14.00, room 445, PCRI
We present results of our study of pattern-based XML query languages. A variety of analogs of conjunctive queries over XML documents have been studied in the literature. We focus on languages based on tree patterns, which follow the structure of tree documents. They arise naturally in many problems related to integrating and exchanging data and to handling incomplete information. In this talk, we concentrate on the problems of finding certain answers to queries, and on static analysis, in particular, query containment.
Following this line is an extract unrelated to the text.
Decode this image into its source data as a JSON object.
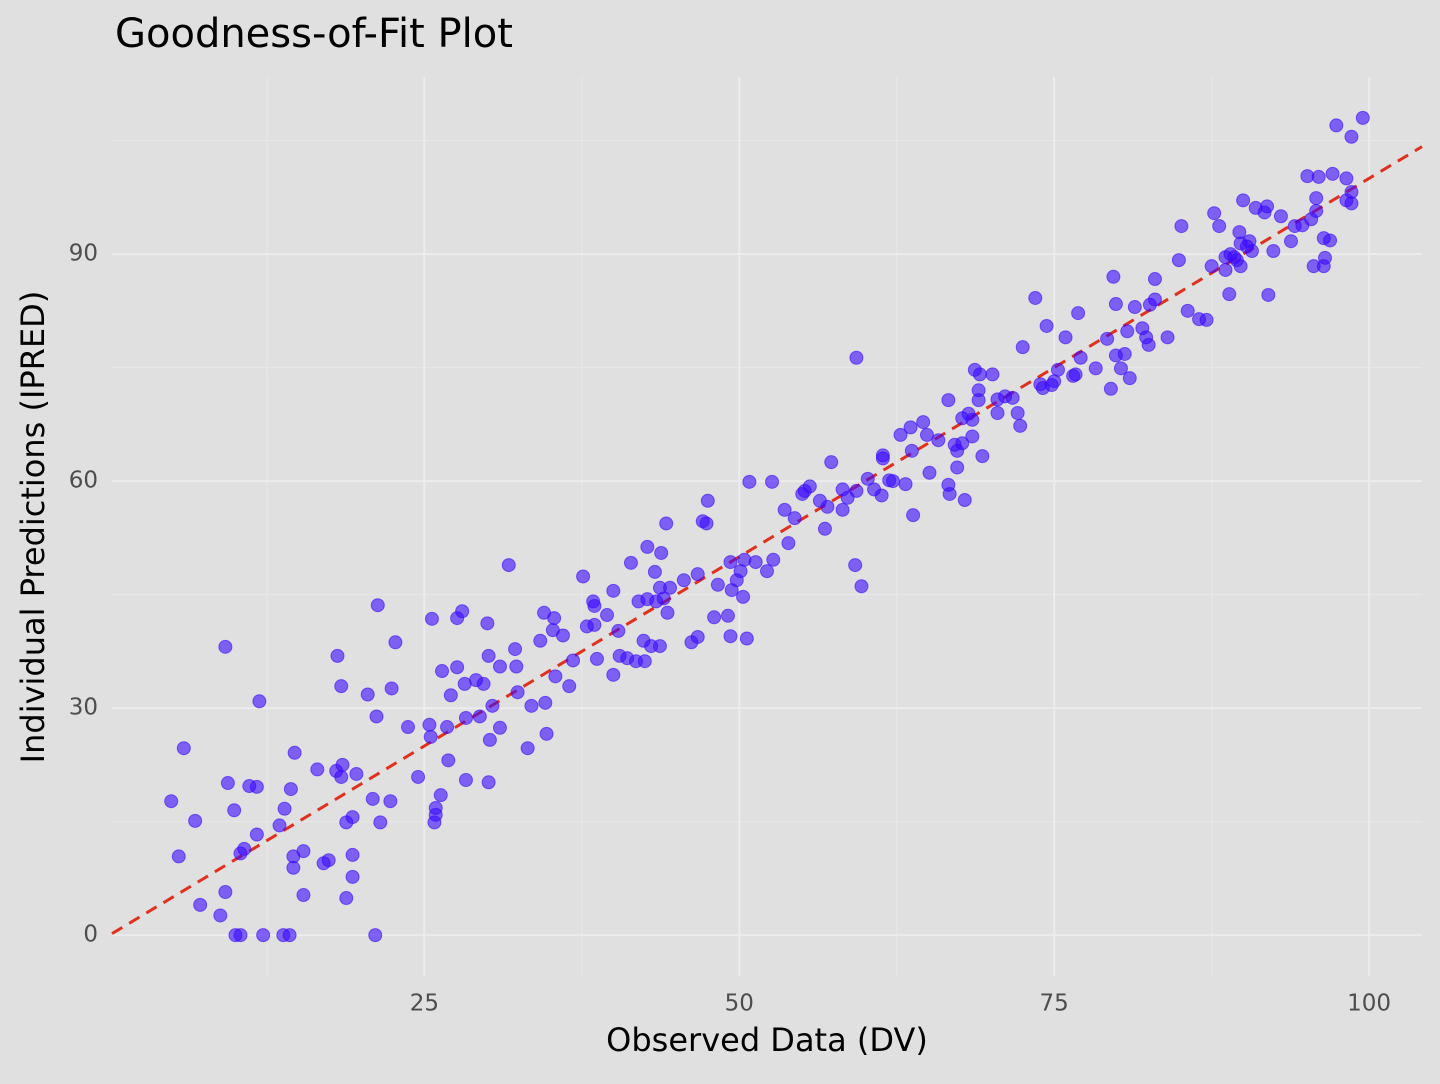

The problem of computing certain answers arises when one queries incompletely specified databases, i.e., databases with missing information. As often happens, the complexity of the problem jumps when one moves from relations to XML. Nonetheless, we identified large relevant classes of queries for which efficient algorithms can be developed. Curiously, for some of these classes, no analogous results existed in the relational world. In fact, we uncovered a well-behaved class of relational queries which had been overlooked so far.
Testing for query containment is a fondamental task in query optimization. In the relational case, classical homomorphism based tools lead to reasonable complexity algorithms. In XML such techniques can be applied only for very simple queries. Beyond thoses classes of queries, they can either be adapted by using more sophisticated data structures, or – provably – they cannot be adapted at all. In addition, we look at the containment problem in the presence of extra features (such as schemas for documents).
The talk will be based on papers from ICDT’12 and ICDT’13.
Amélie Gheerbrant did a PhD about fixed-point logics on trees in Amsterdam with Johan van Benthem and Balder ten Cate. She is currently doing a postdoc in Edinburgh with Leonid Libkin. Her main research interests are in the areas of data management and applications of logic in computer science.